La porta alchemica presente a Piazza Vittorio a Roma, o le suggestioni di Via dei Cessati Spiriti – strada citata anche ne La dolce vita (1969) – erano luoghi in cui lui affermava di avvertire delle presenze. La via è quella che porta all'Appia Antica, con i resti dell'Antica Roma che gli “raccontava qualcosa”.
Le sedute spiritiche sono direttamente collegate a questo aspetto soprannaturale che Fellini andava ricercando, e lo ponevano spesso in uno stato di prostrazione. Per Giulietta degli spiriti intervistò molte cartomanti, arrivando ad conoscere il mondo della preveggenza che altrimenti gli sarebbe stato precluso. Anche l'uso dei tarocchi - e il fascino delle figure ritratte - fornivano un esempio iconografico per le sue forme scenografiche.
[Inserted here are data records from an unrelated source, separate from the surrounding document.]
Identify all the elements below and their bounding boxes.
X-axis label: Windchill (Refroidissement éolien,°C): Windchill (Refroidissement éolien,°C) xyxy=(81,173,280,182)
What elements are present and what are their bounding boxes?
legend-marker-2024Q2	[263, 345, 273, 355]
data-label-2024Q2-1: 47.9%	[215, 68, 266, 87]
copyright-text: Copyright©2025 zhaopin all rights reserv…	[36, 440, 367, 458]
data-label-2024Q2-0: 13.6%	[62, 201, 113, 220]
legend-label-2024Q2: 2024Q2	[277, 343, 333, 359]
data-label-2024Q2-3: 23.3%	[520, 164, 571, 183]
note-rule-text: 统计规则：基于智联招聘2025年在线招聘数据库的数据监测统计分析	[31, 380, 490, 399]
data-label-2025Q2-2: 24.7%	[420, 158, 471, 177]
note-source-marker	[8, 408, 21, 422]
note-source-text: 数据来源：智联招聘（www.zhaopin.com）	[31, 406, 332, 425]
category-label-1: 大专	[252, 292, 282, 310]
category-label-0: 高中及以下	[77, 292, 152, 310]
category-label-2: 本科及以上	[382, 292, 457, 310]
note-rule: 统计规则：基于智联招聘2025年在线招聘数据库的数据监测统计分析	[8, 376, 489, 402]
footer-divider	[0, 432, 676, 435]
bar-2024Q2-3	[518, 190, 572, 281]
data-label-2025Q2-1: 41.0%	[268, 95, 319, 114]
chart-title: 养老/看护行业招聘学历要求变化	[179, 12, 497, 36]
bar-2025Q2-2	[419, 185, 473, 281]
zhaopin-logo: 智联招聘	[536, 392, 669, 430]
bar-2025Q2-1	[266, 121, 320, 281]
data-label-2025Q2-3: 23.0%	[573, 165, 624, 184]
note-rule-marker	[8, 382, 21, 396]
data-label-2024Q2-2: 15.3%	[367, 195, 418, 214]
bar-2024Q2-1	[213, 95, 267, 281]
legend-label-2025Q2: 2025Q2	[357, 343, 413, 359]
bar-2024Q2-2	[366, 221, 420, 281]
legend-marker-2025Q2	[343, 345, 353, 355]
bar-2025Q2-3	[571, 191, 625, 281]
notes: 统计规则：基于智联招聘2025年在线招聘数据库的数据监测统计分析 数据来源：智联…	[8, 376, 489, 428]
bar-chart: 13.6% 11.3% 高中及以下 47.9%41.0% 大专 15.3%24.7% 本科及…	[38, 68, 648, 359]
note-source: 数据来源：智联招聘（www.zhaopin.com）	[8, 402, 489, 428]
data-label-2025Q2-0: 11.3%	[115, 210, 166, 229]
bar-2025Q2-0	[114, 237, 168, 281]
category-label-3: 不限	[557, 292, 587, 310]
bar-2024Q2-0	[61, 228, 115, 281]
Molte attrici raccontano che dalla socievolezza lui riusciva a passare alla cattiveria, e cercava poi di recuperare il rapporto. Tentò di far convivere la religiosità con la trasgressione nel film La dolce vita (1959): soffri molto per la cattiveria con cui i mondo cattolico reagì alla pellicola, tanto che alcuni giornali titolarono "Il pornografo di Porta Pia". Le persone – come è raccontato nel documentario - facevano la fila perché attendevano di vedere un'orgia, è da lì sì creo uno modo di vivere ispirato allo stile del film.
Fellini e il Il viaggio di G. Mastorna
Il
Viaggio a Tulun e Il viaggio di G. Mastorna
sono le due opere incompiute, che per varie coincidenze e segnali lui
rimandò. Ad esempio la scenografia del Duomo di Colonia –
preparata del il secondo progetto - gli cadde a pochi metri. Parlando
col mago Rool, chiese cosa sarebbe successo se avesse realizzato il
viaggio di Mastorna, e un quadro cominciò ad ardere. Da lì affermò
che non avrebbe mai realizzato il film.
Il documentario Fellini degli spiriti si sofferma troppo su alcuni film che evidenziano la passione per lo spiritismo di Fellini, tralasciando invece quei lavori che fanno convergere quell’aspetto verso una più generale poetica visionaria e simbolista: ad esempio Fellini Satyricon (1969) o Roma (1972), fino a Il Casanova di Federico Fellini (1976). Ne esce un ritratto chiaroscuro, interessante ai fini della possibilità di indagare un aspetto poco conosciuto del regista, ma a tratti bidimensionale.
Il traino di Fellini verso la modernità cinematografica è teso da Damienne Chazelle, regista di La La Land: ne Le notti di Cabiria (1956), riferendosi al rapporto con Giulietta Masina che interpreta la protagonista - di professione prostituta – Chazelle ha sentito “qualcosa di doloroso, intimo, di incasinato splendore". Per lui il finale del film è uno dei tre più belli della storia del cinema.